Mrs Lechmere, respirant à peine, retomba sur ses oreillers ; le feu qui un instant avait animé ses joues avait fait place aux traces profondes de l’âge et de la maladie, et son regard fixe semblait glacé par la terreur. Un moment de réflexion suffit cependant pour ranimer ses esprits et en même temps ses profonds ressentiments. D’un geste violent elle fit signe au vieillard de se retirer, et s’écria d’une voix que la fureur qui l’étouffait rendait doublement effrayante :

— Eh quoi ! serai-je donc bravée dans un pareil moment, jusque sur mon lit de douleur ? Que ce fou ou cet importeur, quel qu’il soit, sorte à l’instant de ma présence !

Mais elle parlait à des sourds. Lionel, immobile, garda le silence. Toute son attention était portée sur Ralph, dont les traits indifférents et calmes prouvaient combien il craignait peu la violence dont on le menaçait. Cécile était appuyée sur le bras de son mari avec ce doux abandon d’une femme heureuse et fière de se sentir sous la protection de celui qu’elle aime ; mais Lionel ne la remarquait pas, tout entier à l’intérêt qu’il prenait à la soudaine apparition d’un homme dont le caractère mystérieux et singulier avait su depuis longtemps agiter son cœur de crainte et d’espoir.

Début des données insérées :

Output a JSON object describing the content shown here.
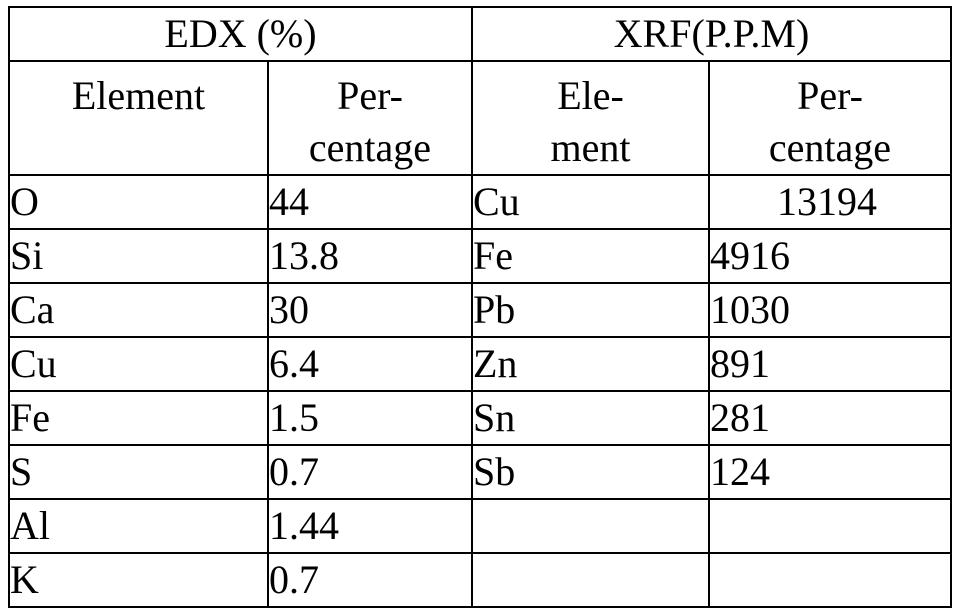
{
  "table": {
    "groups": [
      "EDX (%)",
      "XRF(P.P.M)"
    ],
    "edx": {
      "col_element": [
        "Element"
      ],
      "col_percentage": [
        "Per-",
        "centage"
      ],
      "rows": [
        {
          "element": "O",
          "value": "44"
        },
        {
          "element": "Si",
          "value": "13.8"
        },
        {
          "element": "Ca",
          "value": "30"
        },
        {
          "element": "Cu",
          "value": "6.4"
        },
        {
          "element": "Fe",
          "value": "1.5"
        },
        {
          "element": "S",
          "value": "0.7"
        },
        {
          "element": "Al",
          "value": "1.44"
        },
        {
          "element": "K",
          "value": "0.7"
        }
      ]
    },
    "xrf": {
      "col_element": [
        "Ele-",
        "ment"
      ],
      "col_percentage": [
        "Per-",
        "centage"
      ],
      "rows": [
        {
          "element": "Cu",
          "value": "13194"
        },
        {
          "element": "Fe",
          "value": "4916"
        },
        {
          "element": "Pb",
          "value": "1030"
        },
        {
          "element": "Zn",
          "value": "891"
        },
        {
          "element": "Sn",
          "value": "281"
        },
        {
          "element": "Sb",
          "value": "124"
        }
      ]
    }
  }
}
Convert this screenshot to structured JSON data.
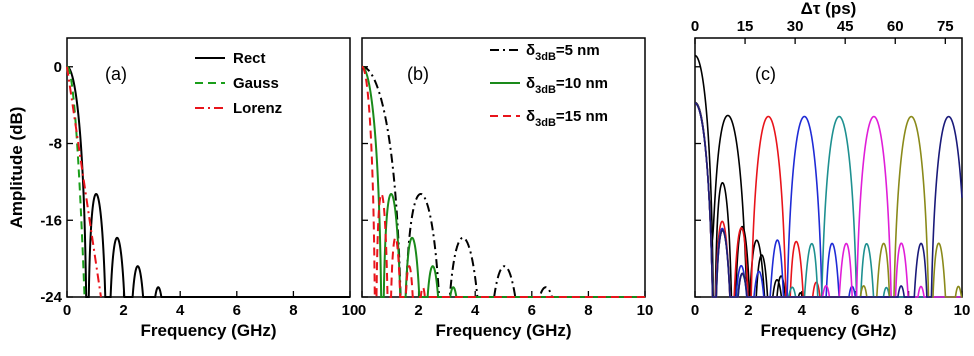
{
  "chart_data": [
    {
      "panel": "(a)",
      "type": "line",
      "xlabel": "Frequency (GHz)",
      "ylabel": "Amplitude (dB)",
      "xlim": [
        0,
        10
      ],
      "ylim": [
        -24,
        3
      ],
      "xticks": [
        "0",
        "2",
        "4",
        "6",
        "8",
        "10"
      ],
      "yticks": [
        "0",
        "-8",
        "-16",
        "-24"
      ],
      "series": [
        {
          "name": "Rect",
          "color": "#000000",
          "dash": "solid",
          "shape": "sinc",
          "first_zero_GHz": 0.72,
          "peak_dB": 0
        },
        {
          "name": "Gauss",
          "color": "#1a9e1a",
          "dash": "dash",
          "shape": "gauss",
          "cutoff_GHz": 0.62,
          "peak_dB": 0
        },
        {
          "name": "Lorenz",
          "color": "#e8141b",
          "dash": "dashdot",
          "shape": "lorentz",
          "cutoff_GHz": 1.2,
          "peak_dB": 0
        }
      ]
    },
    {
      "panel": "(b)",
      "type": "line",
      "xlabel": "Frequency (GHz)",
      "xlim": [
        0,
        10
      ],
      "ylim": [
        -24,
        3
      ],
      "xticks": [
        "0",
        "2",
        "4",
        "6",
        "8",
        "10"
      ],
      "series": [
        {
          "name": "δ3dB=5 nm",
          "symbol": "δ",
          "sub": "3dB",
          "value": "=5 nm",
          "color": "#000000",
          "dash": "dashdot",
          "first_zero_GHz": 1.45
        },
        {
          "name": "δ3dB=10 nm",
          "symbol": "δ",
          "sub": "3dB",
          "value": "=10 nm",
          "color": "#1a8a1a",
          "dash": "solid",
          "first_zero_GHz": 0.72
        },
        {
          "name": "δ3dB=15 nm",
          "symbol": "δ",
          "sub": "3dB",
          "value": "=15 nm",
          "color": "#e8141b",
          "dash": "dash",
          "first_zero_GHz": 0.48
        }
      ]
    },
    {
      "panel": "(c)",
      "type": "line",
      "xlabel": "Frequency (GHz)",
      "x2label": "Δτ (ps)",
      "xlim": [
        0,
        10
      ],
      "x2lim": [
        0,
        80
      ],
      "ylim": [
        -24,
        3
      ],
      "xticks": [
        "0",
        "2",
        "4",
        "6",
        "8",
        "10"
      ],
      "x2ticks": [
        "0",
        "15",
        "30",
        "45",
        "60",
        "75"
      ],
      "first_zero_GHz": 0.72,
      "series": [
        {
          "color": "#000000",
          "peak_GHz": 0
        },
        {
          "color": "#000000",
          "peak_GHz": 1.25
        },
        {
          "color": "#e8141b",
          "peak_GHz": 2.75
        },
        {
          "color": "#1f2bd6",
          "peak_GHz": 4.1
        },
        {
          "color": "#1e9090",
          "peak_GHz": 5.4
        },
        {
          "color": "#e01ed8",
          "peak_GHz": 6.7
        },
        {
          "color": "#8a8a1a",
          "peak_GHz": 8.1
        },
        {
          "color": "#1a1a7a",
          "peak_GHz": 9.5
        }
      ]
    }
  ]
}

— Vos portes seront bientôt ouvertes à tous ceux qui voudront entrer ici, dit le vieillard froidement ; pourquoi serais-je chassé d’une demeure où une foule insensible entrera et sortira au gré de son caprice ? Ne suis-je pas assez vieux, ou ne porté-je pas encore assez l’empreinte du tombeau pour devenir votre compagnon ? Priscilla Lechmere, vous avez vécu jusqu’à ce que le coloris de vos joues ait fait place à la teinte livide de la mort ; vos traits amaigris sont sillonnés de rides profondes, vos yeux, jadis si brillants, se sont ternis sous le poids des inquiétudes et des soucis, et cependant vous n’avez point encore vécu pour le repentir.